Thermomanagement mit Kühlmittelkontakt

Das PP-Copolymer Hostacom EKG 2087T unterstützt das Thermomanagement mit Kühlmittelkontakt. Foto: K.D. Feddersen

Ein Polypropylen-Copolymer verbessert das Thermomanagement mit Kühlmittelkontakt in Elektrofahrzeugen.

Das Thermomanagement unter Einsatz von Kühlmitteln wird bei Elektrofahrzeugen an Bedeutung gewinnen. Dazu benötigen die Zulieferer der Automobilindustrie optimierte Werkstoffe. Der Hamburger Kunststoffdistributeur K.D. Feddersen setzt dabei auf Hostacom EKG 2087T von Lyondell Basell.
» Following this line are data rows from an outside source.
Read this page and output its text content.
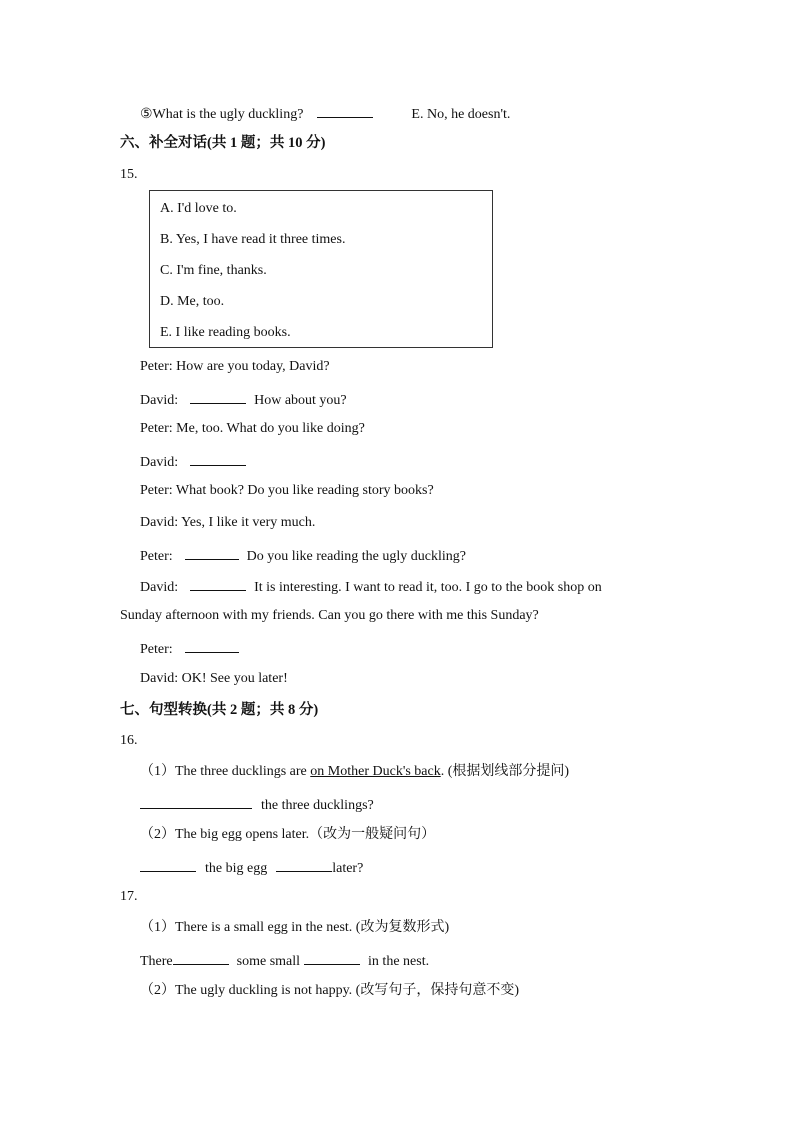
⑤What is the ugly duckling?	E. No, he doesn't.
六、补全对话(共 1 题；共 10 分)
15.
A. I'd love to.
B. Yes, I have read it three times.
C. I'm fine, thanks.
D. Me, too.
E. I like reading books.
Peter: How are you today, David?
David:	How about you?
Peter: Me, too. What do you like doing?
David:
Peter: What book? Do you like reading story books?
David: Yes, I like it very much.
Peter:	Do you like reading the ugly duckling?
David:	It is interesting. I want to read it, too. I go to the book shop on
Sunday afternoon with my friends. Can you go there with me this Sunday?
Peter:
David: OK! See you later!
七、句型转换(共 2 题；共 8 分)
16.
（1）The three ducklings are on Mother Duck's back. (根据划线部分提问)
the three ducklings?
（2）The big egg opens later.（改为一般疑问句）
the big egg	later?
17.
（1）There is a small egg in the nest. (改为复数形式)
There	some small	in the nest.
（2）The ugly duckling is not happy. (改写句子，保持句意不变)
Thermomanagement bei Verbrennern etabliert

„Für Verbrennungsmotoren ist das Thermomanagement bereits etabliert und sorgt hier für die gezielte Steuerung der Motortemperatur in Abhängigkeit der auftretenden Last- und Betriebszustände. Aber auch für alternative Antriebe ist es von hoher Bedeutung “, weiß Wolfgang Wieth, Director Business Development bei K.D. Feddersen.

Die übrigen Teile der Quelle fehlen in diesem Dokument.